А пока еще ни одно из звеньев этой цепочки не нашлось… А ведь есть еще и Акулина, весьма основательно запавшая на моего старика. И просто так с этой мыслью она не расстанется. Я знаю, я сам это чувствовал, когда был под действием печати двойника, «скопировав» внучку ведьмы.
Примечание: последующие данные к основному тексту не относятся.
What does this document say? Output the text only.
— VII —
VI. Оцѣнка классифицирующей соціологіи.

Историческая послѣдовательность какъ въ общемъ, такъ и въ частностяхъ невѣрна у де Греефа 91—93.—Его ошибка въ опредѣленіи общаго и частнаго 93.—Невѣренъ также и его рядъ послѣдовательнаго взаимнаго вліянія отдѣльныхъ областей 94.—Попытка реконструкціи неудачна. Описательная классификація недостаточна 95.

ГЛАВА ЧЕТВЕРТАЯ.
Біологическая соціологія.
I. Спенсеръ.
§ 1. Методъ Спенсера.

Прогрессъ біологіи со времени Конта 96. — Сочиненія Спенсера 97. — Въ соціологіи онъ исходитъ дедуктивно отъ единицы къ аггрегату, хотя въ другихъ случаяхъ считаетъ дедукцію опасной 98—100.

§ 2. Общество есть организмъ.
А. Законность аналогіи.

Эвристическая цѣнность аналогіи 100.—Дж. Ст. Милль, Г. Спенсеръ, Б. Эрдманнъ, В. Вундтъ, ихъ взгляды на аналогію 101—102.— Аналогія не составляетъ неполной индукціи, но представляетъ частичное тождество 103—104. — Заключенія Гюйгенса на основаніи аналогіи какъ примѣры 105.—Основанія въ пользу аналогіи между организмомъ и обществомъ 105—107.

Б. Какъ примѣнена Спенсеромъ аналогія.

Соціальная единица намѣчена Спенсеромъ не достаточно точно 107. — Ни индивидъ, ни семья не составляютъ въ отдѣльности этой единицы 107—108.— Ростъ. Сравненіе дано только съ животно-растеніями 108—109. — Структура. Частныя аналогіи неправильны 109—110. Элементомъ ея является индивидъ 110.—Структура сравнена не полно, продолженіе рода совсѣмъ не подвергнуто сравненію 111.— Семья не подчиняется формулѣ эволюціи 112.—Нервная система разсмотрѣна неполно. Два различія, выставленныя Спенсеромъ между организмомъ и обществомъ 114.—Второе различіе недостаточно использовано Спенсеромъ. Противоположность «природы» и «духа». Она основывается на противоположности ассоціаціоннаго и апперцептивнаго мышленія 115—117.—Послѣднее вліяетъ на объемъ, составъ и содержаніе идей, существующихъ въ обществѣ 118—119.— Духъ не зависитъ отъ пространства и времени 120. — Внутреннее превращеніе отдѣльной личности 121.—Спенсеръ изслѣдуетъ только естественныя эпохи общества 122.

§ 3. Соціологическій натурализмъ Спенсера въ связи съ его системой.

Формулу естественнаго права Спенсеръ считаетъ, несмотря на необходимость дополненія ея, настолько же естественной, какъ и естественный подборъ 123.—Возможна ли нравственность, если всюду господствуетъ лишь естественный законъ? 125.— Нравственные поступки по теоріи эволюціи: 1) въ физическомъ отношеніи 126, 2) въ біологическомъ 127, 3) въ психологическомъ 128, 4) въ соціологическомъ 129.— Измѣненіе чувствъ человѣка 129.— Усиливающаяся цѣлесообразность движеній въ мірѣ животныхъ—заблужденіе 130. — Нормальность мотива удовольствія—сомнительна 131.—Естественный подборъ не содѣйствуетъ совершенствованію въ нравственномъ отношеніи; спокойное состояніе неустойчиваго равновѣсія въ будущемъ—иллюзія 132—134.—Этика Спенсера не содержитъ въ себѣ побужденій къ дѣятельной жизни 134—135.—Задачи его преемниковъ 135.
Но всё это подождёт до той поры, пока я не вытащу деда из лап фашистов.
Как ни странно, но мои воспоминания помогли отвлечься от наведенных заклинанием «мыслей» убитого фрица, в образе которого я сейчас находился. Хотя ничего такого ужасного, на первый взгляд, он не хотел: побыстрее добраться до дома, в котором расквартировали их мотострелковый взвод, сытно пожрать и выпить, если чего найдётся. А вот на второй…
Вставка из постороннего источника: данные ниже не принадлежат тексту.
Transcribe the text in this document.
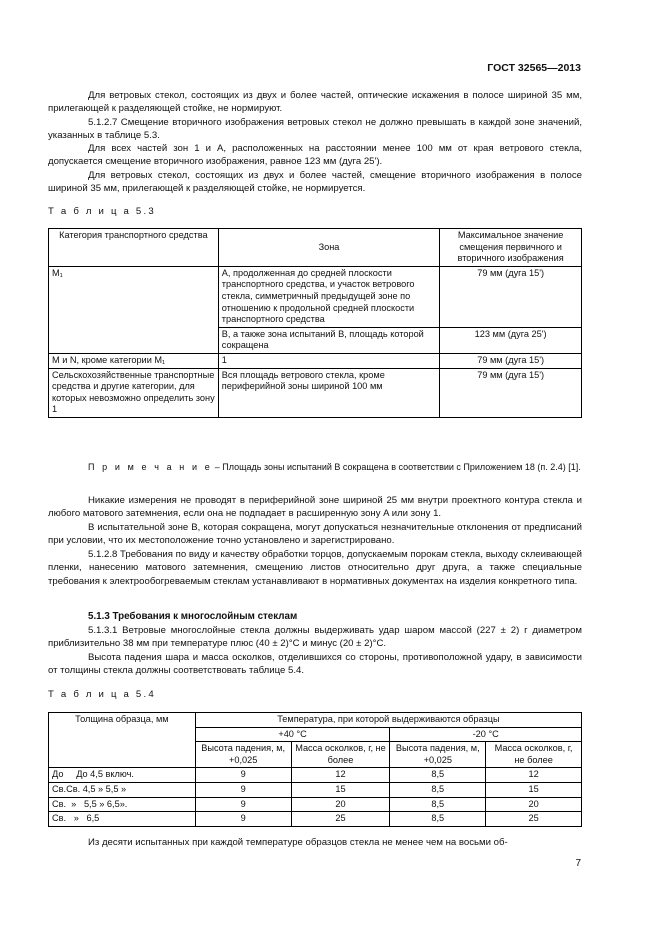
ГОСТ 32565—2013

Для ветровых стекол, состоящих из двух и более частей, оптические искажения в полосе шириной 35 мм, прилегающей к разделяющей стойке, не нормируют.

5.1.2.7 Смещение вторичного изображения ветровых стекол не должно превышать в каждой зоне значений, указанных в таблице 5.3.

Для всех частей зон 1 и A, расположенных на расстоянии менее 100 мм от края ветрового стекла, допускается смещение вторичного изображения, равное 123 мм (дуга 25').

Для ветровых стекол, состоящих из двух и более частей, смещение вторичного изображения в полосе шириной 35 мм, прилегающей к разделяющей стойке, не нормируется.

Т а б л и ц а 5.3
Категория транспортного средства	Зона	Максимальное значение смещения первичного и вторичного изображения
M₁	A, продолженная до средней плоскости транспортного средства, и участок ветрового стекла, симметричный предыдущей зоне по отношению к продольной средней плоскости транспортного средства	79 мм (дуга 15')
	B, а также зона испытаний B, площадь которой сокращена	123 мм (дуга 25')
M и N, кроме категории M₁	1	79 мм (дуга 15')
Сельскохозяйственные транспортные средства и другие категории, для которых невозможно определить зону 1	Вся площадь ветрового стекла, кроме периферийной зоны шириной 100 мм	79 мм (дуга 15')

П р и м е ч а н и е – Площадь зоны испытаний B сокращена в соответствии с Приложением 18 (п. 2.4) [1].

Никакие измерения не проводят в периферийной зоне шириной 25 мм внутри проектного контура стекла и любого матового затемнения, если она не подпадает в расширенную зону A или зону 1.

В испытательной зоне B, которая сокращена, могут допускаться незначительные отклонения от предписаний при условии, что их местоположение точно установлено и зарегистрировано.

5.1.2.8 Требования по виду и качеству обработки торцов, допускаемым порокам стекла, выходу склеивающей пленки, нанесению матового затемнения, смещению листов относительно друг друга, а также специальные требования к электрообогреваемым стеклам устанавливают в нормативных документах на изделия конкретного типа.

5.1.3 Требования к многослойным стеклам

5.1.3.1 Ветровые многослойные стекла должны выдерживать удар шаром массой (227 ± 2) г диаметром приблизительно 38 мм при температуре плюс (40 ± 2)°С и минус (20 ± 2)°С.

Высота падения шара и масса осколков, отделившихся со стороны, противоположной удару, в зависимости от толщины стекла должны соответствовать таблице 5.4.

Т а б л и ц а 5.4
Толщина образца, мм	Температура, при которой выдерживаются образцы			
	+40 °С		-20 °С	
	Высота падения, м, +0,025	Масса осколков, г, не более	Высота падения, м, +0,025	Масса осколков, г, не более
До     До 4,5 включ.	9	12	8,5	12
Св.Св. 4,5 » 5,5 »	9	15	8,5	15
Св.  »   5,5 » 6,5».	9	20	8,5	20
Св.   »   6,5	9	25	8,5	25

Из десяти испытанных при каждой температуре образцов стекла не менее чем на восьми об-

7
Чёрт! Чёрт! Чёрт! Ну, и откуда из меня это дерьмо полезло? Как вишенку на торте своих желаний, этот утырок хотел поиметь красивую славянскую юнге фрау, которую уже давно приметил. Его немецкая супруга, «фотокарточка» которой была услужливо предъявлена скопированным участком памяти фрица, оказалась неприятной, худой и сушеной воблой, серой и невзрачной с вечно кислым выражением лица, как у председателя ЕС Урсулы фон дер чего-то там ля-ля, да еще и с огромными лошадиными зубами.
Весьма неприятная на первый взгляд особа, да еще и постоянно пилящая своего муженька, что женился по расчёту на дочке зажиточного бюргера, владеющего колбасной лавкой. Но, после нескольких лет «счастливой жизни», Хайни Богард с таким энтузиазмом рванул на фронт от своей жёнушки, что только пятки сверкали.
А вылезшие из каких-то уголков его памяти редкие случаи их «горячего интима», заставили меня зябко передернуть плечами. Твою дивизию, как же мне теперь всё это развидеть-то? Надеюсь, когда я сброшу шкуру недоделанного колбасного лавочника, у меня не останется ничего из его воспоминаний.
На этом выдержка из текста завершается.